La fertilidad se asocia, naturalmente, a la vida y a la juventud. Ello explica que Consuelo comience a desesperarse por la carencia de esos atributos, y así comienza un proceso de disociación, en el cual crea otra versión de sí misma, más joven. Luego de esto, solo falta que el general Llorente encarne también su propia versión joven. Ahora la pareja tiene una segunda oportunidad, en la cual el amor supera a las circunstancias físicas, al paso del tiempo que tanto dolor causa. Según los registros escritos de Llorente, Consuelo declara que “la encarnó” su juventud, término que se repite en una de las últimas frases de la novela:
Hundirás tu cabeza, tus ojos abiertos, en el pelo plateado de Consuelo, la mujer que volverá a abrazarte cuando la luna pase, sea tapada por las nubes, los oculte a ambos, se lleve en el aire, por algún tiempo, la memoria de la juventud, la memoria encarnada (p.50).

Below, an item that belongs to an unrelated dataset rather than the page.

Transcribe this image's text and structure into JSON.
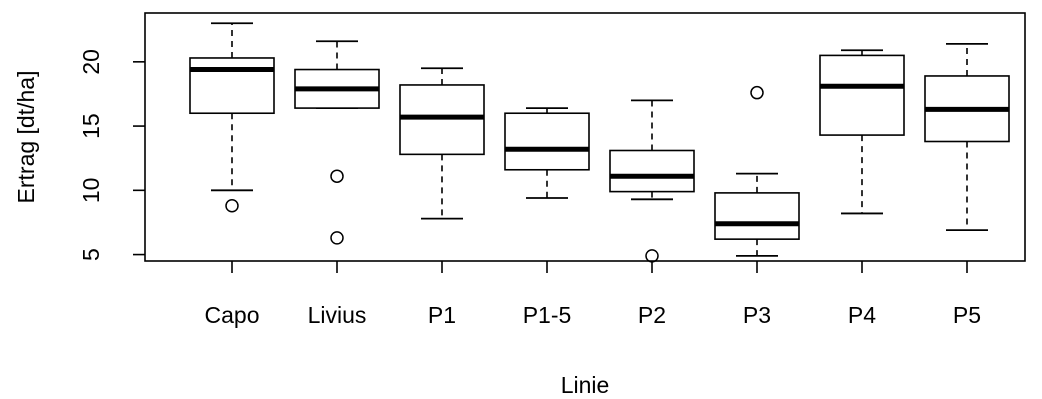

Los dos temas más importantes de la novela se vinculan, de este modo, en forma estrecha. El doble y la memoria coinciden en un mismo cuerpo, se trata en ambos casos de la materialización de una versión de la propia identidad. La memoria encarnada de Consuelo es Aura, mientras que la de Llorente es Felipe.
“Volverá, Felipe, la traeremos juntos. Deja que recupere fuerzas y la haré regresar” (p.50), cierra el relato la protagonista femenina. En esa última frase, Consuelo se dirige a Felipe y le promete devolverle a Aura. Evidencia en sus palabras lo que hasta el momento podía solo suponerse, que es que la existencia de Aura depende de su voluntad y de su fuerza. Aura es la proyección de una juventud y vitalidad perdidas en Consuelo, como Felipe lo es también del general Llorente. Al final de la novela, el matrimonio yace en la cama, ambos corporizados en las versiones ancianas de sí mismos. En esa situación, la mujer promete a su marido que pronto volverán a revivir esos instantes de juventud, pero necesita recuperar las fuerzas para hacerlo, para traer esos cuerpos de fantasía que han dado en nombrar Aura y Felipe.
Como se dijo desde el comienzo del análisis, Aura está narrada en una segunda persona que, podemos asumir, se trata de la voz de Consuelo. En este sentido, el hecho de que la última frase de la novela se exprese por ese mismo personaje parece proponer una suerte de reunión, de cierre circular a una estructura narrativa regida por esa voz. Esto resalta el carácter circular de la trama, esa ficción ritual que los personajes parecen revivir una y otra vez con el objetivo de burlar la linealidad, la cronología, el paso del tiempo que todo lo corrompe.